What we have seen is a range of measures to put the federal government’s current reform proposals into effect (Box 3). While commentators will no doubt feel the package is supportable within the current paradigm, it is unlikely to be a game changer in the way we are advocating.
Conclusion
Despite these measures, we do not have a health system with re-engineered values. Changes that former prime minister Kevin Rudd and health minister Nicola Roxon initiated in the last government, and are now Ms Roxon’s and prime minister Julia Gillard’s to prosecute, do not support such a health system.

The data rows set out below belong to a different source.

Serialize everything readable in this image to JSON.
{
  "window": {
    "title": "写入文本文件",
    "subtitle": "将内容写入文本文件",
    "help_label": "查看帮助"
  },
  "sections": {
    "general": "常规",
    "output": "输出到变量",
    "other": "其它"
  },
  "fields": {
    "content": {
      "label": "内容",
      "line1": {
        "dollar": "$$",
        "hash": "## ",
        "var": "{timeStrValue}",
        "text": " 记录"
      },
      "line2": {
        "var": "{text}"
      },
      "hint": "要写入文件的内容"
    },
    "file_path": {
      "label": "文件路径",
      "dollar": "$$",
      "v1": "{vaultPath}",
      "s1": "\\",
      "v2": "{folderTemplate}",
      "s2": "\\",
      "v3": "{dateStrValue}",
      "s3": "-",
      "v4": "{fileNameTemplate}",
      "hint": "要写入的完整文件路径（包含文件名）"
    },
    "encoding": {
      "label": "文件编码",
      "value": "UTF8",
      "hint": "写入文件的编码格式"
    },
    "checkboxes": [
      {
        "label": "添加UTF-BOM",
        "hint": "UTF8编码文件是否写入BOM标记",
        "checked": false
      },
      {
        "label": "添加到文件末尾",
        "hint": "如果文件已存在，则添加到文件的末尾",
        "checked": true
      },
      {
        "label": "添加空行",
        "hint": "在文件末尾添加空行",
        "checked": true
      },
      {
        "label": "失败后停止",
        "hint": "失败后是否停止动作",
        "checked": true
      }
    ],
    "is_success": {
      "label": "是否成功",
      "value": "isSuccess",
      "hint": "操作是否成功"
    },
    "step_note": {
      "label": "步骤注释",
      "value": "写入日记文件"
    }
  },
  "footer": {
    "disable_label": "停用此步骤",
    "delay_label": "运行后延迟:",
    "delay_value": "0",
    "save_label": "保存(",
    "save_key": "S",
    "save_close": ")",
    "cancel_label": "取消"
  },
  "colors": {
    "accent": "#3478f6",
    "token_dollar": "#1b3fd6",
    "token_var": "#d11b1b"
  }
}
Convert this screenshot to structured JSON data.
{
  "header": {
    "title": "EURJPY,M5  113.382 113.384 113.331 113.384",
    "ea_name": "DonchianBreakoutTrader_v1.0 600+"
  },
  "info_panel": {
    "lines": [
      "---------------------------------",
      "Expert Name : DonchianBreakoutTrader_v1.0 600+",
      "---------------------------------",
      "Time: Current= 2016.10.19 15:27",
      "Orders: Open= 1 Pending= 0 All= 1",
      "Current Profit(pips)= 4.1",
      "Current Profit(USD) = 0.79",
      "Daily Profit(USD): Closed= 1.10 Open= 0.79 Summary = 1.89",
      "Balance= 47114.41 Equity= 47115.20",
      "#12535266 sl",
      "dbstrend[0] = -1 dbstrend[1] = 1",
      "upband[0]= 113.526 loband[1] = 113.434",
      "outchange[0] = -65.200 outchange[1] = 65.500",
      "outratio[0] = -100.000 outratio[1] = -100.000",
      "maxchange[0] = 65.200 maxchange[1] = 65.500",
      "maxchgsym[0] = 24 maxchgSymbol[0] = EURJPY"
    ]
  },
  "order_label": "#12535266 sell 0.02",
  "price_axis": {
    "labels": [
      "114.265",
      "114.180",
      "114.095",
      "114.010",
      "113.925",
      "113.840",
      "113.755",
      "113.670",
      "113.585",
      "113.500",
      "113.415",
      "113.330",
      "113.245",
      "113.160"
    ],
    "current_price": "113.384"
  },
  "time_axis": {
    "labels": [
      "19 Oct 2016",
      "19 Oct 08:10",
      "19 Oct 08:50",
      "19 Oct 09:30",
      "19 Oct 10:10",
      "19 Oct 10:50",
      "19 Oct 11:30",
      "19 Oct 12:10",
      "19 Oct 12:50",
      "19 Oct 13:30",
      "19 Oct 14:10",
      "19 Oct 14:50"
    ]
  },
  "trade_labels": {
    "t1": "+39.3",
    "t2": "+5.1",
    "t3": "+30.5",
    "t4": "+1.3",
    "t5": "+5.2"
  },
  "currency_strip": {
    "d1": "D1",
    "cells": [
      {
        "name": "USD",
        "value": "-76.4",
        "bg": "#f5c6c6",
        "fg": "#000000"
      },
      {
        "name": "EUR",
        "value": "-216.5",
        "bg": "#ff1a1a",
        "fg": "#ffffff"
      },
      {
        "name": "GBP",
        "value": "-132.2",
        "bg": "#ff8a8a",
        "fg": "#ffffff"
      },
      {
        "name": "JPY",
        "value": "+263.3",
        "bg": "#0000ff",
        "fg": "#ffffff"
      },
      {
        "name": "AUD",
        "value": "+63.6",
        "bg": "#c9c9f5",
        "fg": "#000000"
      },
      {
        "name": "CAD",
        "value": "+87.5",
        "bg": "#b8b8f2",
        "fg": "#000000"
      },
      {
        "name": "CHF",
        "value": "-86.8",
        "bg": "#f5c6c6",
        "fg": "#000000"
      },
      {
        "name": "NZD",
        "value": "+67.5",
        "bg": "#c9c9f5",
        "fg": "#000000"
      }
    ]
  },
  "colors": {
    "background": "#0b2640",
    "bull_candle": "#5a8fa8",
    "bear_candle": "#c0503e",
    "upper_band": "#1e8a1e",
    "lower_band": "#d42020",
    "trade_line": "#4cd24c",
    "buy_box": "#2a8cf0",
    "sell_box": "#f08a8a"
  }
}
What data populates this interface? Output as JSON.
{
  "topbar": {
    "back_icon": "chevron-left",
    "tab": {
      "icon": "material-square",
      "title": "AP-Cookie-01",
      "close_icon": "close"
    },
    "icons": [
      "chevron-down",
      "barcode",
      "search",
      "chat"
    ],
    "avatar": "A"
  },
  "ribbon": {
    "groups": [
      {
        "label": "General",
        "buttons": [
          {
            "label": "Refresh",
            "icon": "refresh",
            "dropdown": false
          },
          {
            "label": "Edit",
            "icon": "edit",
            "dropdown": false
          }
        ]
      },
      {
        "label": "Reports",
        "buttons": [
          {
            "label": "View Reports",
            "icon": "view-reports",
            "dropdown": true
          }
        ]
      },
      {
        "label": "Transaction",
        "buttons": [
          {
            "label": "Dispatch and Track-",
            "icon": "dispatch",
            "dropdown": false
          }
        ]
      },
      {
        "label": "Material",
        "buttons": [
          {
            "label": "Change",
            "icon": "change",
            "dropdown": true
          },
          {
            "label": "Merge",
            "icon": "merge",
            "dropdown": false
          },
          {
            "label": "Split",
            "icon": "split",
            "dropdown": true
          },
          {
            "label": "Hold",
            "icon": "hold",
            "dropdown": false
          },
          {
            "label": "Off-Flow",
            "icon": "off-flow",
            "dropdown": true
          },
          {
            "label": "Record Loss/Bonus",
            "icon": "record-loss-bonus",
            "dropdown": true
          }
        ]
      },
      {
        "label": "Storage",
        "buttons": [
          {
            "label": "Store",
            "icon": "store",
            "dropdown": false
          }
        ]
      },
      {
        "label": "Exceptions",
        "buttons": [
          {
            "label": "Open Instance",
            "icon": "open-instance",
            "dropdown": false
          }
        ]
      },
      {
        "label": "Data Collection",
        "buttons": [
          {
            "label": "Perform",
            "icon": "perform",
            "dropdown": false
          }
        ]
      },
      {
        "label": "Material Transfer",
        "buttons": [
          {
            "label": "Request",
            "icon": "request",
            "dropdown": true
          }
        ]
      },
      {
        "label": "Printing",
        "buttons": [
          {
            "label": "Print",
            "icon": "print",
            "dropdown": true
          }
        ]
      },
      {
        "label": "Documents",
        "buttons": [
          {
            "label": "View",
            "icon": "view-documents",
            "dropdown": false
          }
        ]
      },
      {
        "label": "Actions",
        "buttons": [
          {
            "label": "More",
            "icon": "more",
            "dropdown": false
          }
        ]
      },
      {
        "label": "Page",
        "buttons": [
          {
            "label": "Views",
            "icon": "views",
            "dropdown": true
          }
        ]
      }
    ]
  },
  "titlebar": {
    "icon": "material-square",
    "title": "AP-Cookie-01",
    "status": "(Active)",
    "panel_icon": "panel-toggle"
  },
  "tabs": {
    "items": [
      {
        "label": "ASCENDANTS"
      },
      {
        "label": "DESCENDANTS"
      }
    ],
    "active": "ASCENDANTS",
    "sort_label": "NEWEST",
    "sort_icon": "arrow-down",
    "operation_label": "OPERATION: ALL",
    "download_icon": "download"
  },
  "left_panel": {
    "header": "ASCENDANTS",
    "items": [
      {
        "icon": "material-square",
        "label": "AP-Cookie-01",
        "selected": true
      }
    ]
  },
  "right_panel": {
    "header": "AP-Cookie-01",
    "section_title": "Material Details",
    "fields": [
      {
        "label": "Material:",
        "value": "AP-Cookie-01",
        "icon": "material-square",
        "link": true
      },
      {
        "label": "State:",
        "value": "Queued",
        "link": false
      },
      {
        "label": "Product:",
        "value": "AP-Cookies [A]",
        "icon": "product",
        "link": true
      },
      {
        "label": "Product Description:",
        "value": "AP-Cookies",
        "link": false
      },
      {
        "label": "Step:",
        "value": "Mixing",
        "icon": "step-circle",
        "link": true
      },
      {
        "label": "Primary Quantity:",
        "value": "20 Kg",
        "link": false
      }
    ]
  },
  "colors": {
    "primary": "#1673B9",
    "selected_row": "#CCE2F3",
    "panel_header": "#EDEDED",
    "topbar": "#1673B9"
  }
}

Mr Rudd and Ms Roxon have ignored present and potential values, as did prime minister John Howard for 11 years. This is where passion, not technical financial solutions and fundamental change, and not merely structural redrawing of local hospital boundaries, is required.
If there was an inkling that the new government was willing to articulate an argument grounded in values, a plan for implementation as useful as Gardner’s, and reform based much more on improving health rather than alterations to the structure,13,14 people might be more encouraged. Fresh thinking like this is needed in the new parliament. Otherwise, we may risk seeing no real lasting reform, continue to lament lost opportunities, fail to provide the underpinnings to Van Der Weyden’s “innovative and revolutionary reform”, and encounter, with perpetual deja vu, many more inquiries and reports into our health system. That will be in no one’s interests.